February 05, 2020

Programming with multiple demonstration

In the domain of robotics there is a technique available called Programming by demonstration. The idea is to provide the robotics trajectory in advance and the only thing what the robot software is doing is to replay the given trajectory. That means, the overall system can't be called an intelligent robot but it has more to do with a numerical controlled machine.

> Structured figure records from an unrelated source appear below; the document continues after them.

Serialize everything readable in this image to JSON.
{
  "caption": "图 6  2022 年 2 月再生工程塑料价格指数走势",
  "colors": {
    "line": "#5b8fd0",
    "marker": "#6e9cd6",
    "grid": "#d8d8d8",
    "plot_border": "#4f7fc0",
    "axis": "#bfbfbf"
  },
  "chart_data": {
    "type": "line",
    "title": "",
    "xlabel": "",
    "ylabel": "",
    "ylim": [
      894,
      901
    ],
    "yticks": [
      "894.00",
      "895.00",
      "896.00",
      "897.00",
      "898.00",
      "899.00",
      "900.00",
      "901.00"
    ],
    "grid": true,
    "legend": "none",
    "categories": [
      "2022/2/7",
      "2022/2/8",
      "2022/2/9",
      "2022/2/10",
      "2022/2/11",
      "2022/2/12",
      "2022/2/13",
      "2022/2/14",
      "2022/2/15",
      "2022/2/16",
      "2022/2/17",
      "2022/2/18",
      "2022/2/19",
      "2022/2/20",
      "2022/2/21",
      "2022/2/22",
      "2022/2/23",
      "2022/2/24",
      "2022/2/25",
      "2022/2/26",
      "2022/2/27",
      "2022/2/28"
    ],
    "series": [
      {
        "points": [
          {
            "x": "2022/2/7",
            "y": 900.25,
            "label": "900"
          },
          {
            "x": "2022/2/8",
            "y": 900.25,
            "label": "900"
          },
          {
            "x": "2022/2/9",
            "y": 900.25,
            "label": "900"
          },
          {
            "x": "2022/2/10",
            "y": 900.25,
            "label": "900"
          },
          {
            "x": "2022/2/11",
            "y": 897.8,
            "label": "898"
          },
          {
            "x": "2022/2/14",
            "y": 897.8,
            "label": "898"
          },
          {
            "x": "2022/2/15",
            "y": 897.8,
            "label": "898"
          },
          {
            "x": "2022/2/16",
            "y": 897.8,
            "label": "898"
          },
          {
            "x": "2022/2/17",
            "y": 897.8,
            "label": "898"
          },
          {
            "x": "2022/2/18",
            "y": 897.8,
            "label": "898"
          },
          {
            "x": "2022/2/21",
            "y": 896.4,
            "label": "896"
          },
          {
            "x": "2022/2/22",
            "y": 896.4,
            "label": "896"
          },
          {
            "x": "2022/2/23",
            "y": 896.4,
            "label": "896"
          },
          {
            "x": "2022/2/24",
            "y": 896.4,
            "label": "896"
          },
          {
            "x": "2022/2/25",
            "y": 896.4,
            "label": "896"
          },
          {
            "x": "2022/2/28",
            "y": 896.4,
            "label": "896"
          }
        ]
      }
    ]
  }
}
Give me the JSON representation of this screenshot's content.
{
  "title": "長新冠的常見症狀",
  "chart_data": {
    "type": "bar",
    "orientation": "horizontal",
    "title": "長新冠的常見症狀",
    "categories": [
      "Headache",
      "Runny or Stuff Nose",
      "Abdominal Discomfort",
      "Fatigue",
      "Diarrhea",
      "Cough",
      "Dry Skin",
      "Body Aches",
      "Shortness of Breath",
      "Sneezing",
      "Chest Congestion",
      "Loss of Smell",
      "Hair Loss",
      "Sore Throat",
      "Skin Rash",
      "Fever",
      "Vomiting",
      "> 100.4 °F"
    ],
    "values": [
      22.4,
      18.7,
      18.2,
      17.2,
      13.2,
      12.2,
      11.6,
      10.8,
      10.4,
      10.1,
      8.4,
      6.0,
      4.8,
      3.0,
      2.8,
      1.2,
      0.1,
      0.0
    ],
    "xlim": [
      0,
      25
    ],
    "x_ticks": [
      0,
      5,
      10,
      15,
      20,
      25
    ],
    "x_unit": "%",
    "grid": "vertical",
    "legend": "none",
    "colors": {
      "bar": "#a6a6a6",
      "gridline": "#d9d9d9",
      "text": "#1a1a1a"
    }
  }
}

Let us describe the idea from a programmers perspective. The first thing to do is to provide a trajectory in a python script:

trajectory=[(0,0),(10,4),(20,6),(10,5)]

What the robot is doing is to follow the points in the list. The interesting question is how to use this idea for more advanced robotics control applications? Let us observe, what will happen if the environment of the robot is different than the provided trajectory. For example, if an obstacle is given which wasn't anticipated by the default trajectory. The result is, that the programming by demonstration has failed. That means, in the replay mode the robot will get blocked by the obstacle.

The answer to the issue is not to reject programming by demonstration in general, but to improve some details in the python script. A possible way in dealing with new situations is to use multiple-demonstration which are enhanced with preconditions and divided into skills. The resulting python datastructure is:

self.skill-library=[

skill1

- precondition: no obstacle

- trajectory: (0,0),(10,4),(20,6),(10,5)

skill2

- precondition: with obstacle

- trajectory (0,0),(60,4),(70,6),(10,5)

]

This datastructure will work in different situations. In the replay mode, the robot will check which trajectory can be applied. Such a skill based datastructure allows to execute more complex tasks. The underlying principle has to do with multiple demonstration. The vanilla “programming by demonstration” is working with a single demonstration. That means, only one trajectory is stored in the python program. This trajectory can be replayed or not. In the second case many trajectories are provided.


To understand the idea “programming by demonstration” better it's important to think about situation in which the technique doesn't work. Constructing a counter example for a single demonstrated trajectory is not very complicated. We have to imagine an environment in which the static trajectory will fail. Inventing a counter example for the second case is much harder. Because the datastructure is prepared to react differently.

A possible bug is, that the obstacle in the replay mode is larger than in the demonstration. That means, the replay mode will detect the obstacle, executes the second demonstration but it doesn't work. This will result into the need of inventing a more advanced method in storing the demonstrations. One option is to increase the number of demonstration to 10 which includes larger obstacles, the other option is to extrapolate the skills for new cases.